Can't fly often enough? Elon Musk is a government swindler? Hardly.

Elon Musk and SpaceX had one hell of a weekend. While much of the country celebrated the summer weekend at the beach or enjoying time with friends, SpaceX was hard at work launching two rockets for customers, one from the East Coast and one from the West Coast. One of those rockets had previously been flown. And despite dangerous returns due to high-energy missions and inclement weather, the company recovered both of the first stage boosters.

SpaceX garners a lot of acclaim for its achievements, and it has legions of admirers within the aerospace community and the public at large. But it also has critics, primarily competitors who look at SpaceX and see a company that gets a lot of hype but doesn't always deliver. What is perhaps most striking about this weekend's back-to-back launches is that the company's successes drove a stake into some of the most credible criticisms that have been levied against SpaceX in recent years.

Flight rate

Back during the summer of 2014, during the heat of the competition between SpaceX, Boeing, and Sierra Nevada to win large contracts from NASA to become providers of commercial crew services, I spoke with John Elbon, who led Boeing's space program. After discussing the company's CST-100 spacecraft (which NASA would select later that year, along with SpaceX's Dragon, to ferry astronauts to the International Space Station), our discussion turned toward SpaceX.

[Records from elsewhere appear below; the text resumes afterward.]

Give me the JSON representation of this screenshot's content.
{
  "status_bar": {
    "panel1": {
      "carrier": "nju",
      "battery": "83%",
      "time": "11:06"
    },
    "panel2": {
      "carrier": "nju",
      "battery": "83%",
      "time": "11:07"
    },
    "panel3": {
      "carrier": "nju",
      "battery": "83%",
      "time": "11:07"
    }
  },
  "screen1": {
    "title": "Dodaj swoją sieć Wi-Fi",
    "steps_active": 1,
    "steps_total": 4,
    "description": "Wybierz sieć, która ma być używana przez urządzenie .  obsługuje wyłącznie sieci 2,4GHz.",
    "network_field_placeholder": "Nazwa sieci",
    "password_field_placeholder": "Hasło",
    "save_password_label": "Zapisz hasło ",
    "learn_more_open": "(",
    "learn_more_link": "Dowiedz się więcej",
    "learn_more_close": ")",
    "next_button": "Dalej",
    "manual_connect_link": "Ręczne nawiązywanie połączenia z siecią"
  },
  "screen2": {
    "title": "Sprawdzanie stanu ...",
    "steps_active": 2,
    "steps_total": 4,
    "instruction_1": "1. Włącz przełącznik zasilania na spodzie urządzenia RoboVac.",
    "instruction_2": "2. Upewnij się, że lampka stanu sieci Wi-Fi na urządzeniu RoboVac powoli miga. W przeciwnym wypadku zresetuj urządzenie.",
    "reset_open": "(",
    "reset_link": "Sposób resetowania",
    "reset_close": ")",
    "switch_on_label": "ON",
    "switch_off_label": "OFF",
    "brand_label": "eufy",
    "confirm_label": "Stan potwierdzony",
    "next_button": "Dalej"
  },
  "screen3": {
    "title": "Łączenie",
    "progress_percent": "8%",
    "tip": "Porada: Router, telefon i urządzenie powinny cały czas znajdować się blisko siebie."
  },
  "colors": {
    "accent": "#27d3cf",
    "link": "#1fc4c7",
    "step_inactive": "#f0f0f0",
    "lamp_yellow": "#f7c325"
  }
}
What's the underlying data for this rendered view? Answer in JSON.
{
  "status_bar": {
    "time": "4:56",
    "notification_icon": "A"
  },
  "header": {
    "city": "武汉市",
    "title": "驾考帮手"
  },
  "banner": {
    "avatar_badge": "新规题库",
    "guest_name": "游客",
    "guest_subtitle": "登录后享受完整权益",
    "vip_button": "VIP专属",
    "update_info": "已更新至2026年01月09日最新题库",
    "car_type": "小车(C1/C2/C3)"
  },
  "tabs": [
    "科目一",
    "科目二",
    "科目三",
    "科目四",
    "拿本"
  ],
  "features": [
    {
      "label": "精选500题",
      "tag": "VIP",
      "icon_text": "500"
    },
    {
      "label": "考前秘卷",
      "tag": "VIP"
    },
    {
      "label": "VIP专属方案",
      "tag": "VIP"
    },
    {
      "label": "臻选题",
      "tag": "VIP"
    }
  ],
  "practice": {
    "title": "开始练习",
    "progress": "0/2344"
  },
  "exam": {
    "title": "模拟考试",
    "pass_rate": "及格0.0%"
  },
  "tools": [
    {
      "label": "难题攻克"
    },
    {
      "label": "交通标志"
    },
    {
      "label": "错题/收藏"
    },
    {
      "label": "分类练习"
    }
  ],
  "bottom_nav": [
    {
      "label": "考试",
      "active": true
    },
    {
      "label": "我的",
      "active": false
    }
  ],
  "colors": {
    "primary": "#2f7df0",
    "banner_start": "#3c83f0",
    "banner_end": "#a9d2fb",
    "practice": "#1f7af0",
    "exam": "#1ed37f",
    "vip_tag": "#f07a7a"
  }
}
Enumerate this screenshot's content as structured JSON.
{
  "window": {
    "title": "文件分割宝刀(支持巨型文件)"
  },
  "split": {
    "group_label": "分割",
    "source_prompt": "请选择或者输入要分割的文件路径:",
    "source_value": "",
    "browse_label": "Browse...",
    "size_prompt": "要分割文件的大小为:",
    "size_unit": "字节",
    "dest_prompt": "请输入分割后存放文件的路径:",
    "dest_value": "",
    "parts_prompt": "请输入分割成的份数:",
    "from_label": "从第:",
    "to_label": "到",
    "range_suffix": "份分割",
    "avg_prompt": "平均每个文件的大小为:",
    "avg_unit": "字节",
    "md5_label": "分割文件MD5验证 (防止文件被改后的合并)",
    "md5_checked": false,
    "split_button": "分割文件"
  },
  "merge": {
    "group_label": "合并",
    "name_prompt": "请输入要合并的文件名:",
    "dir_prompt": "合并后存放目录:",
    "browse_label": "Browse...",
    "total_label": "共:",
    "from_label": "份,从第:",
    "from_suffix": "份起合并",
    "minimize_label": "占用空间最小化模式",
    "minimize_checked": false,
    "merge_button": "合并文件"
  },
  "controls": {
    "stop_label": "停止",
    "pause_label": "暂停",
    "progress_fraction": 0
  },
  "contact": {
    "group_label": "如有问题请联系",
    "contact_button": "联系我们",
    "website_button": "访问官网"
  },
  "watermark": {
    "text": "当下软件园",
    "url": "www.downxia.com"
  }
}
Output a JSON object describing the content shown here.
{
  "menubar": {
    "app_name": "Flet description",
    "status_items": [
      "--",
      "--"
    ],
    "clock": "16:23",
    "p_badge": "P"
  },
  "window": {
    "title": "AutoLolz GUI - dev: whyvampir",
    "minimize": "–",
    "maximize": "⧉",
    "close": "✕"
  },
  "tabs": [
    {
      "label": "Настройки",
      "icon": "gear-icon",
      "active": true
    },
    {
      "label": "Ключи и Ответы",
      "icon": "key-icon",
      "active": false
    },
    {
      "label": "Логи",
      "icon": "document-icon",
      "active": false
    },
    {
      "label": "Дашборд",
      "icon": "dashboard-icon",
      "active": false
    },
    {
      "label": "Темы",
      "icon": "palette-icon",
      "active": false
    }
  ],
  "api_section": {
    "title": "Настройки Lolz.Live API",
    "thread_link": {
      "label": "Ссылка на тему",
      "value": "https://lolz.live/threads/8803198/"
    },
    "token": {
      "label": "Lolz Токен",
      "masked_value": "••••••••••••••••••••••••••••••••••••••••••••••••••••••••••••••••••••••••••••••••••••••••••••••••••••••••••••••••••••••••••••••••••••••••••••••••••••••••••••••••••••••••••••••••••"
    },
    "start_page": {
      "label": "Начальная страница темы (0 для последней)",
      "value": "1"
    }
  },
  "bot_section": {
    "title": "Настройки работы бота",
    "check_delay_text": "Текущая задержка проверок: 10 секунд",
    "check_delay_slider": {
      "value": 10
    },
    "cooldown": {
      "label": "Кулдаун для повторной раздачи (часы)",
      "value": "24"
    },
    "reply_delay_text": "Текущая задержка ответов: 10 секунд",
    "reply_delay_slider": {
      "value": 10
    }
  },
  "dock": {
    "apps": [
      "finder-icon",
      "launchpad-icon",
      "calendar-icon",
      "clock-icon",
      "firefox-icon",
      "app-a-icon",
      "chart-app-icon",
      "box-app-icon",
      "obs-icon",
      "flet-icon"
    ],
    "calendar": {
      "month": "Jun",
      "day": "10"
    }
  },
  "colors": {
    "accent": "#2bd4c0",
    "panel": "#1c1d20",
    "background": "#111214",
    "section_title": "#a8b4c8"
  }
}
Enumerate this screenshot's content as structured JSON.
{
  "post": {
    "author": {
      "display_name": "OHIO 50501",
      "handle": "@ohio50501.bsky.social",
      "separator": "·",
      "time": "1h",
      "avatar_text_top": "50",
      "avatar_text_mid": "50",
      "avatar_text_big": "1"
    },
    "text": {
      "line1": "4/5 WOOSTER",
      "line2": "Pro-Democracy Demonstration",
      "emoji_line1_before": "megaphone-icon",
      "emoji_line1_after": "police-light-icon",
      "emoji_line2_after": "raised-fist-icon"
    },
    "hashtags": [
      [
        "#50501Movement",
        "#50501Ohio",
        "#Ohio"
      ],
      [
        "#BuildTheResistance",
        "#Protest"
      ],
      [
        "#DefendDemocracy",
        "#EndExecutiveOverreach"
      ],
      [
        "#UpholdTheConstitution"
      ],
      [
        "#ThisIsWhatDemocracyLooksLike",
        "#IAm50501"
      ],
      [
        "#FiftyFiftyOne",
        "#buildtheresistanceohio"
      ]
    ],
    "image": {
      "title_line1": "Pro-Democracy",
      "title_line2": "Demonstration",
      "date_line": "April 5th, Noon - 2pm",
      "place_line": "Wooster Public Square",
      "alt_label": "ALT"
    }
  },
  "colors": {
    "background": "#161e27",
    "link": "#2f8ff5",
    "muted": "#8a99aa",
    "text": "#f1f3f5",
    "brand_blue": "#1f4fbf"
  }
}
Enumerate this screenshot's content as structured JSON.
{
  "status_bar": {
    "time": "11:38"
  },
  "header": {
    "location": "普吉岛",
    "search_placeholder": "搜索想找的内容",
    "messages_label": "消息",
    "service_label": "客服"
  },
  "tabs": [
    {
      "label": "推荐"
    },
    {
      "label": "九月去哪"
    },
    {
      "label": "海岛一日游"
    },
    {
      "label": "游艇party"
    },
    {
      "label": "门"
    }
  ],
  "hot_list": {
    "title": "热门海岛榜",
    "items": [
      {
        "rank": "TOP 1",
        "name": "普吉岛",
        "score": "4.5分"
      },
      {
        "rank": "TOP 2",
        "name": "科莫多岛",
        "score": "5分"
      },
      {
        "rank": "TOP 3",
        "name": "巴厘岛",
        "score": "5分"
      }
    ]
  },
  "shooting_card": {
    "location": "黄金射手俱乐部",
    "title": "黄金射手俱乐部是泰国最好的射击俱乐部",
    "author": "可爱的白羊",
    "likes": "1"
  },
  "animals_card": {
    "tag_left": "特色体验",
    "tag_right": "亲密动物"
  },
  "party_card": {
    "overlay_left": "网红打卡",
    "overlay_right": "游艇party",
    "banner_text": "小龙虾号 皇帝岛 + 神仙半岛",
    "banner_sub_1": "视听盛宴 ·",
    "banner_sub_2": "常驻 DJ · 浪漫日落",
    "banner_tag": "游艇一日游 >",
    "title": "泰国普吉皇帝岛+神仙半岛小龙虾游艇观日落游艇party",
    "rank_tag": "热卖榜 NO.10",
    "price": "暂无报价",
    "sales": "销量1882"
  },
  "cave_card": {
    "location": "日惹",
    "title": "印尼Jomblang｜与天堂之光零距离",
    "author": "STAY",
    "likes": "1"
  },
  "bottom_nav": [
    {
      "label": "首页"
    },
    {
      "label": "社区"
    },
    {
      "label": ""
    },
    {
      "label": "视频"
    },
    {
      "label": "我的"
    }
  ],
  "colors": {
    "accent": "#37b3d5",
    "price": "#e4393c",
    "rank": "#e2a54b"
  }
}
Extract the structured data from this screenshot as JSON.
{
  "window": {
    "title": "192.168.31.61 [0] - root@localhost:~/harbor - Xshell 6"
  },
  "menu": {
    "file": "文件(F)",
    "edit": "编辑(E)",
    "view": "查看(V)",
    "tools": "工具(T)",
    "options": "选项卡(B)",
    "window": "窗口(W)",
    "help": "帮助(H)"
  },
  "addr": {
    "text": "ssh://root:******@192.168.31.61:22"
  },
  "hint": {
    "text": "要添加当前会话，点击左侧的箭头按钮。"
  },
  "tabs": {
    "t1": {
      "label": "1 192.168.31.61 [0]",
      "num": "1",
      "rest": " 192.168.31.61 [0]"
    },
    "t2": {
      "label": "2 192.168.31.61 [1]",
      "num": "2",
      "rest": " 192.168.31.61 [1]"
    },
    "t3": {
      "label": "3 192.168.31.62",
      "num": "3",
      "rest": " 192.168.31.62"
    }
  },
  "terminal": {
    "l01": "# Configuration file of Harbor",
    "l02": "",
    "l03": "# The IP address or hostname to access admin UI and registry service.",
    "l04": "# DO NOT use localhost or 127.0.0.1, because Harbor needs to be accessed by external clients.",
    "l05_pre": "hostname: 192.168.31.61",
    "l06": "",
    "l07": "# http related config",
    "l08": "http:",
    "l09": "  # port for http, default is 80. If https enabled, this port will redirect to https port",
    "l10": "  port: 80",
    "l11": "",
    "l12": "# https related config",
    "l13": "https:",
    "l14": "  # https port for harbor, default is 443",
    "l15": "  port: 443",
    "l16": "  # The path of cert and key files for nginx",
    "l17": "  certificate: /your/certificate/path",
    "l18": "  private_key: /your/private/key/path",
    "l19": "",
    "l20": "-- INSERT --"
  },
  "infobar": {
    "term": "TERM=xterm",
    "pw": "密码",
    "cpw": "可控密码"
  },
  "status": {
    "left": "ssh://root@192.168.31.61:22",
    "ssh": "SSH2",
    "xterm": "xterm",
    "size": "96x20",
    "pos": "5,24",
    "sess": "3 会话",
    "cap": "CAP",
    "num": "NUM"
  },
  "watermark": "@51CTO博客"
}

He urged me to not look at the rhetoric coming from Musk and the company and instead to look at the substance. "It’s a bit frustrating for us, to be frank," Elbon said at the time. "I think there’s data to be mined, and he gets a bit of a pass on the performance. If you look at the beginning of the year, his manifest showed 14 or 15 flights this year and 14 or 15 next year. I think he’s had two."

Elbon was exactly right. By early July 2014, SpaceX had launched its Falcon 9 rocket just twice that year. It had a much longer manifest, with dozens of customers waiting in the queue. Elbon's point was that Musk was becoming so hopelessly behind in his launch manifest that Boeing could not see how SpaceX could easily add commercial crew flights to its launch schedule.

SpaceX continued to struggle with this launch manifest in 2015 (six successful flights, one accident) and in 2016 (eight successful flights, one accident). However, at the same time, SpaceX was innovating almost continuously, refining its rocket to improve its lift capacity and ability to land the first stage booster.

By now we can begin to see how SpaceX will build enough rockets and have the capacity to fly out its manifest. Later this summer, SpaceX will have three operational launch pads, and a fourth one—in Brownsville, Texas—may come online in late 2018. It has plenty of rockets in the pipeline when factoring in the company's recovery of more than a dozen first stage boosters—and the successful re-flight of two of them. So far in 2017, SpaceX has successfully launched more rockets this year (nine) than in any previous year. And we're not even to the end of June.

In retrospect, instead of running SpaceX down for failing to deliver on its launch manifest, perhaps Elbon, whose Boeing co-owns SpaceX competitor United Launch Alliance, should have been asking why customers were flocking to the company's Falcon 9 rocket.

Solely government

In 2016, I spoke with another source, who works for NASA and prefers that I not use his name. His chief criticism of SpaceX is that the company subsisted largely on revenues from the US government, and he told me at the time that the company derived about 70 percent of its funding from NASA, NOAA, and other government agencies. "They're not really a commercial space company," he said. "Go look at what they're launching."

Again, at the time, this source was more or less correct. Through April 2016, SpaceX had launched its Falcon 9 rocket a total of 22 times for paying customers, and 12 of those launches were for NASA and a handful of other government agencies. Factoring in the multibillion dollar awards SpaceX had received for commercial cargo and crew services from NASA, it was entirely reasonable to suggest that SpaceX had derived a significant majority of its revenues from the US government.

Since that discussion, however, SpaceX has begun launching a much larger proportion of commercial missions. During the last 14 months SpaceX has flown 15 times, and just four of those missions have carried government payloads. Accordingly, the company's fraction of purely commercial launches has risen from 45 percent before April 2016 to 71 percent since. SpaceX's next two launches will be for commercial customers as well, so it seems plausible by the end of this year that about three-quarters of the company's Falcon 9 launches will be for private customers rather than the government. In short, it is becoming difficult to argue that SpaceX is now becoming anything but a commercial space company.

In addition to honest criticisms, there have also been a raft of wholly dishonest aspersions cast at Musk and the company. This undercurrent of anti-Musk sentiment alleges that SpaceX exists solely to milk the government and that Elon Musk is a great "swindler." The criticism has emerged on some right-wing websites. The reality is that SpaceX is now saving the government quite a bit of money, and we can have increasing confidence that it will do so in the future on an even grander scale.